Mullins notes what he contends are procedural disadvantages to consumers litigating in court and questions whether consumers “are really going to get a fair result in a complicated county court with all of its rules of procedure.”


Nelson, however, isn’t buying it. “I think the supposed simplicity of arbitration is oversold as a benefit,” says Nelson.


“Most consumers are unlikely to be able to navigate either a lawsuit or an arbitration without a lawyer,” he says. Arbitrations have unique costs, such as “fees for three arbitrators at premium law firm billing rates,” Nelson notes.


A common refrain among several Section leaders polled on the issue is not to “throw the baby out with the bathwater.”


“The issue ought not to be eliminating arbitration, but rather ensuring that arbitration is fair to consumers,”says Sandler.


Echoing the “fix it, don’t kill it” approach, Lori Sochin, Miami, FL, cochair of the Section’s Alternative Dispute Resolution Committee, is comforted by the provision in President Obama’s plan that calls for study and analysis before imposing any restrictions on mandatory arbitrations.


“We” should focus on “making sure that procedures are in place so that arbitrations can be fairly administered,” says Sochin.


However, Nelson remains unconvinced. “You can sugarcoat it all you want, but at the end of the day, [mandatory arbitration] remains a bitter pill that you’re forcing down people’s throats,” Nelson says.


Keywords: arbitration, arbitration fairness act, consumer contracts, financial regulatory reform


 
  • September 21, 2009 – Most companies and their attorneys are rule followers, whereas many plaintiff s attorneys will try to get everything in, even hearsay. Arbitration often favors this latter approach, Greenwald explains.

    I heard that after banks save babies from burning buildings, plaintiff's attorneys try to eat the babies!

  • September 23, 2009 – As a consultant in the computer field, I have been forced to sign a number of employment contracts recently that included mandatory arbitration clauses.

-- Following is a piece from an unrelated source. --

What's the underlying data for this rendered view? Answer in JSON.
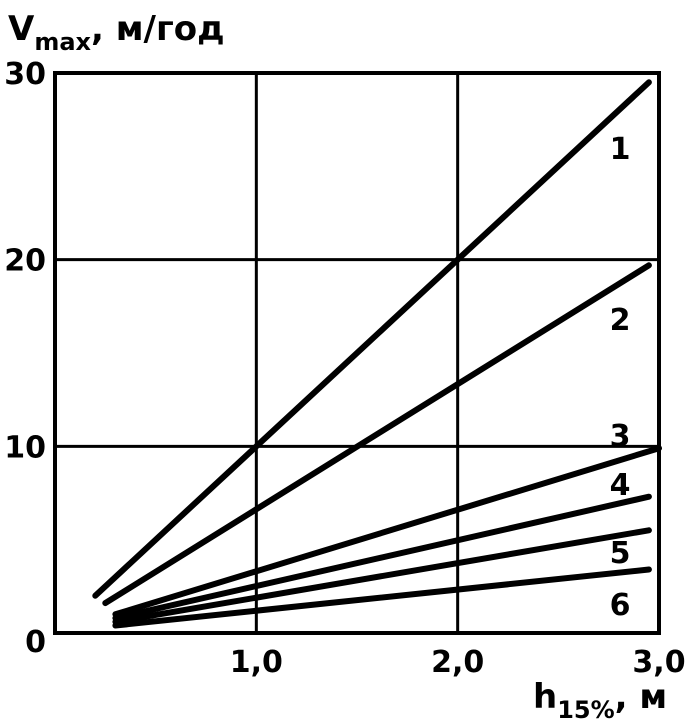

    Had the clients failed to compensate me at the end of these contracts, as one of them not very subtly threatened to do, I would not have been able to collect the debts they owed me. I would have had to resort to arbitration, which would have cost more in one case than the contract was worth, and would certainly have cost far more than normal debt collection procedures.

    As a result of the threats and intimidation exercised against me in one case, I was obliged to work more than a third again the number of hours for which I was actually compensated, and to deliver items that were clearly beyond the agreed scope of my contract.

    This was extortion, pure and simple.